No entanto, a chuva não é apontada até o momento como causa definitiva do acidente. A perícia deverá avaliar as condições estruturais da construção e outros fatores que possam ter contribuído para o desabamento.
Construtora diz que vai investigar
A New Home Construtora, responsável pela obra, informou que realiza uma apuração interna sobre o caso e presta apoio às famílias atingidas.
A empresa afirmou que não há, neste momento, elementos que permitam atribuir exclusivamente à construtora a causa do desabamento e disse que não se exime de eventual responsabilidade que venha a ser comprovada.
A Polícia Civil deve realizar perícia no local após a conclusão das buscas pelas vítimas.
Entenda o contexto
O caso chama atenção porque a construção já tinha um histórico de problemas com o poder público.

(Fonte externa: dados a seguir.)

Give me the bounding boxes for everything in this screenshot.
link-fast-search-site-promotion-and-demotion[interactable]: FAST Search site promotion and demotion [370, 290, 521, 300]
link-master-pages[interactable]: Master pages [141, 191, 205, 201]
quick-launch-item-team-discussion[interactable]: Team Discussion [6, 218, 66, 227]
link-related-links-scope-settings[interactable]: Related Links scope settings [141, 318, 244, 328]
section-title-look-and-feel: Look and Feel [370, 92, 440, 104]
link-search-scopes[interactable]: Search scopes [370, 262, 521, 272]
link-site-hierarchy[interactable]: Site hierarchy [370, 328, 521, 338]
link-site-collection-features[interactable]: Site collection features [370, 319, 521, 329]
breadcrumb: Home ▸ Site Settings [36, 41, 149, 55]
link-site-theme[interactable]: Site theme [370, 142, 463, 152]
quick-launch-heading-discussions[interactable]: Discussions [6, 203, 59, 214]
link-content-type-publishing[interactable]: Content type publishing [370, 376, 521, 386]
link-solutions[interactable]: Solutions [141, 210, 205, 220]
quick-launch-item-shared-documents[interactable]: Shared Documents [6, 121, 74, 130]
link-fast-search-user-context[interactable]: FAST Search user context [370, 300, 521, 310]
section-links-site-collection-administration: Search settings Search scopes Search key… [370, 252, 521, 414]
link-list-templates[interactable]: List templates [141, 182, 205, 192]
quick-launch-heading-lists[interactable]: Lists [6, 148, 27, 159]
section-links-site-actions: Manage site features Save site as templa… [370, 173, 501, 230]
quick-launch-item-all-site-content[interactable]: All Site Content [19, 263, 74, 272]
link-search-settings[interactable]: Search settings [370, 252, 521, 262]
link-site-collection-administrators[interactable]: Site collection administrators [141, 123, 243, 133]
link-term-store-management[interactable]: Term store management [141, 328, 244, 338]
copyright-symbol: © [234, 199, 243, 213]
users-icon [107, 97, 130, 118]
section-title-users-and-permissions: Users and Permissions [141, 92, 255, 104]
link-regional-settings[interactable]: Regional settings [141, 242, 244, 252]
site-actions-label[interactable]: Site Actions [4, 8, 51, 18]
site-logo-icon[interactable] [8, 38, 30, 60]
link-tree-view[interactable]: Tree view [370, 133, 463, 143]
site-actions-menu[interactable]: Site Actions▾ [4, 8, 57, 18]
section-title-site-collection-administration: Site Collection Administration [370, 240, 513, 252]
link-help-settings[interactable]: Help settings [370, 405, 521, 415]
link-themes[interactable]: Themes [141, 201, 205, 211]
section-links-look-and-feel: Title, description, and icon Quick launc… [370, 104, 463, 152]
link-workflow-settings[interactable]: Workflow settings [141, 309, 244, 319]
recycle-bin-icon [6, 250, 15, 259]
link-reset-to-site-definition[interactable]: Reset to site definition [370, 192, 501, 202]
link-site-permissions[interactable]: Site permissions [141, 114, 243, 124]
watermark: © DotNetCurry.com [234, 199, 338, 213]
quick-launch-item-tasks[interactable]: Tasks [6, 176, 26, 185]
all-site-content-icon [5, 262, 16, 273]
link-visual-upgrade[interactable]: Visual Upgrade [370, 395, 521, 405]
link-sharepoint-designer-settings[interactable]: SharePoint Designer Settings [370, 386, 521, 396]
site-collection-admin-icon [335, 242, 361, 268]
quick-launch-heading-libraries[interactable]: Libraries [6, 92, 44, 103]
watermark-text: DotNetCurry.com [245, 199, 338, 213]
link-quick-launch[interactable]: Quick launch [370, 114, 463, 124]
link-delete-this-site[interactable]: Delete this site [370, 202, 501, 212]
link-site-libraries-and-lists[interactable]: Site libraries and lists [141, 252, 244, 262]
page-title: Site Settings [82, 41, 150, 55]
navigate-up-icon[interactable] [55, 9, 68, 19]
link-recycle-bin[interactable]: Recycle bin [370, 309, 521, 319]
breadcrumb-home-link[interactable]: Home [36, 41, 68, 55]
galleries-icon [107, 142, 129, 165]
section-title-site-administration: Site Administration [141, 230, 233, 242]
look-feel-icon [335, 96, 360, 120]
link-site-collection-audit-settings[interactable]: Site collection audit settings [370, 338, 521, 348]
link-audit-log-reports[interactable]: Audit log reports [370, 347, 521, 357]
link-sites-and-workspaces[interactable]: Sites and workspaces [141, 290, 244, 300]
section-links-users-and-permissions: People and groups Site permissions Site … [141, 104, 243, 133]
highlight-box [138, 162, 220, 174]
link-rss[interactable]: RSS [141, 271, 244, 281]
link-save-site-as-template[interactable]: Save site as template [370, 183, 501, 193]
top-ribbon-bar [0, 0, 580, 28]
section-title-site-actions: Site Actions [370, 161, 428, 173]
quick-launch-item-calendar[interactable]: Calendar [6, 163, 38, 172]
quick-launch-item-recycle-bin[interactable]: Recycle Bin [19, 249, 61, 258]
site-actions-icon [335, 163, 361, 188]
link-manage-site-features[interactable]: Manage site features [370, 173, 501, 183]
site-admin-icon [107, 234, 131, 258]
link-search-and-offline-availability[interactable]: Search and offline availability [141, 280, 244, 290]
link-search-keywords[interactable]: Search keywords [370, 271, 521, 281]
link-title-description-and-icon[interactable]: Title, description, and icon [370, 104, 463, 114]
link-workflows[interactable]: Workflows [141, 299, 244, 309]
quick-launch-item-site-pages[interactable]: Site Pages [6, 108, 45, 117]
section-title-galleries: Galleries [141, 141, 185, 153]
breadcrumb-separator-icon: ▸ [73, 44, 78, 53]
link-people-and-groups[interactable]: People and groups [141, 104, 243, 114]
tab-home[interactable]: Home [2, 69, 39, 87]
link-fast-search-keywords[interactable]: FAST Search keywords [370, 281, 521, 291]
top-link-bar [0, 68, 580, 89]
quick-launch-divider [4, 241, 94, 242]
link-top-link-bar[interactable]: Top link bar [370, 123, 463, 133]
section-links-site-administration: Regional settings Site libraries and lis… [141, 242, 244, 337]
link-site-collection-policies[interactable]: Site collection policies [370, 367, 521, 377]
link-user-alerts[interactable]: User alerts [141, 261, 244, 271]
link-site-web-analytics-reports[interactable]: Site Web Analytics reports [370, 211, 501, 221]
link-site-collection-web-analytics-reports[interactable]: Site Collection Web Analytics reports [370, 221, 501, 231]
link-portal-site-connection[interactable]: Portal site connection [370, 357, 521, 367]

O imóvel começou a ser construído sem alvará em 2019, foi alvo de fiscalizações, multas e interdição e chegou a ser discutido judicialmente.
Anos depois, um novo projeto recebeu autorização para execução, mas condicionado à demolição da estrutura anterior. Agora, a Prefeitura investiga se essa exigência foi realmente cumprida e como a vistoria de 2024 registrou a situação do imóvel.
A investigação deverá esclarecer se houve falhas de fiscalização, irregularidades na execução da obra ou outras circunstâncias que possam ter contribuído para a tragédia.